Беднота — портовые рабочие, мелкие купцы-офени, предпочитали сапоги с коротким голенищем и толстой подошвой, подбитой гвоздями, которые забавно цокали по мостовой, домотканые рубахи навыпуск и меховые безрукавки, отнюдь не казавшиеся неуместными даже летом — Браккарские острова, если глянуть на карту, лежали почти на той же широте, что и Карросские горы, ну если и южнее, то самую малость, а за Карроссом, говорят и летом снегопады случаются. Правда, здесь было ощутимо теплее. Но это, наверное потому, что за горами, на севере материка тянется бесконечная ледяная пустошь, которую ни один из живших на земле людей не проходил. Ну, по крайней мере, не возвращался, чтобы потом об этом рассказать. Здесь же, за последним из островов раскинулось море.
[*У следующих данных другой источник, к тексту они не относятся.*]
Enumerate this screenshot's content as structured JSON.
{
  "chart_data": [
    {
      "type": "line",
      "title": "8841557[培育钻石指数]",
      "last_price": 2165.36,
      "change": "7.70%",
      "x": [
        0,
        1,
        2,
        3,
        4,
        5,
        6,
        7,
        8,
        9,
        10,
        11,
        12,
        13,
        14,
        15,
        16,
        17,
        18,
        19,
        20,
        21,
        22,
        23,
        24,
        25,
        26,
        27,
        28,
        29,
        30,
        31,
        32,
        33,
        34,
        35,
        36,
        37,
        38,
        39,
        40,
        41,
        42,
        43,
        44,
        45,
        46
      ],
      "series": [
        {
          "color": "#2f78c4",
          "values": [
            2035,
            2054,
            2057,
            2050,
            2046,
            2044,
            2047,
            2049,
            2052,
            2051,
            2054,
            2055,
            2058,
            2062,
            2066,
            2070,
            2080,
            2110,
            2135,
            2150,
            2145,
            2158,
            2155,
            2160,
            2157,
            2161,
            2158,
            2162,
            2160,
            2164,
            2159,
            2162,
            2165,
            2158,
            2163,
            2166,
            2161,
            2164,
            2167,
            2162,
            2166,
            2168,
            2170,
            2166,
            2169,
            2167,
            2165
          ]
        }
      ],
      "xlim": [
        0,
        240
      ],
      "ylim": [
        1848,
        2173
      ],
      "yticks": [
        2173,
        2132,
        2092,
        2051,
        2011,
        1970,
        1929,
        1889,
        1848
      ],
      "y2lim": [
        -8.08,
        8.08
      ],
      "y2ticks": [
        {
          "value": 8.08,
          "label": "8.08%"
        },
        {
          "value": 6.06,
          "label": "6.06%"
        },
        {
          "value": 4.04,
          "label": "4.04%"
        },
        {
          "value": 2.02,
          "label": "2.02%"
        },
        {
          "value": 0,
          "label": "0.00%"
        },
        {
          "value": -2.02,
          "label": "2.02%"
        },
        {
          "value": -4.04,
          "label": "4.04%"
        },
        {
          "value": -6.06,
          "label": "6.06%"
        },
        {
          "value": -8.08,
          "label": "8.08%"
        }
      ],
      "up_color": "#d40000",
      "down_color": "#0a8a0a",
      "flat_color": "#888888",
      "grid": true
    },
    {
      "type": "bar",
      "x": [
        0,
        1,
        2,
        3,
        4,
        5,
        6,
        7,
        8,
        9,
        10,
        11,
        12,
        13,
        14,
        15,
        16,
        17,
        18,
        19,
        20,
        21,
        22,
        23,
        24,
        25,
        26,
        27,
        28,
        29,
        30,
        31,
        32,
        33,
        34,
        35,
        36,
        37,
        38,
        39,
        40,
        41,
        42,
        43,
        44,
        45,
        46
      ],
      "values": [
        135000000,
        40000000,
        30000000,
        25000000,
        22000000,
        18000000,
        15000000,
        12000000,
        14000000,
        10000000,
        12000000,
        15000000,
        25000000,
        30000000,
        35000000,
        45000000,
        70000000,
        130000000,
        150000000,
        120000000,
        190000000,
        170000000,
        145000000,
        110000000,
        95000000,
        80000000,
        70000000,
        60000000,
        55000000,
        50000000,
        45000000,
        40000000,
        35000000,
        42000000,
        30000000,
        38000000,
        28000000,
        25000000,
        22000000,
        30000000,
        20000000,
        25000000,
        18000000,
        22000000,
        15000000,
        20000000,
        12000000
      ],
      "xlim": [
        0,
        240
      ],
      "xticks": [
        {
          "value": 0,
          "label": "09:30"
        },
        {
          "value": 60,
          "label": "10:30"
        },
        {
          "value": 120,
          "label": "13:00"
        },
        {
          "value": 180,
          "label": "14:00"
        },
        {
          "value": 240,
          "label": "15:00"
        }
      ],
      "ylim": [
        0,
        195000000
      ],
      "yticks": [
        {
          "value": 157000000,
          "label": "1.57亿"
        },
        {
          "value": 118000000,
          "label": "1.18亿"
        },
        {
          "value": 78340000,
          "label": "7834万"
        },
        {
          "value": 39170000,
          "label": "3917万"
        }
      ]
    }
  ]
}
Зимой оно, конечно, замерзает, да и летом по нему плавают огромные льдины, не уступающие по площади владениям какого-нибудь небогатого Дома. Случаются встречи кораблей и с ледяными горами. Те, что побольше, моряки называют свиньями, а те, что поменьше, поросятами. Но льдины и свиньи, видимо, не давали столько холода, сколько покрытая снегом пустыня. И, тем не менее, подумав о морозах и стуже, Ланс поёжился. Свежо. А к ночи не потеплеет. Если придётся бежать из дворца — кто знает, чем жизнь обернётся? — надо будет озаботиться тёплой одеждой. Но об этом пока лучше не думать. Лучше рассматривать местных женщин.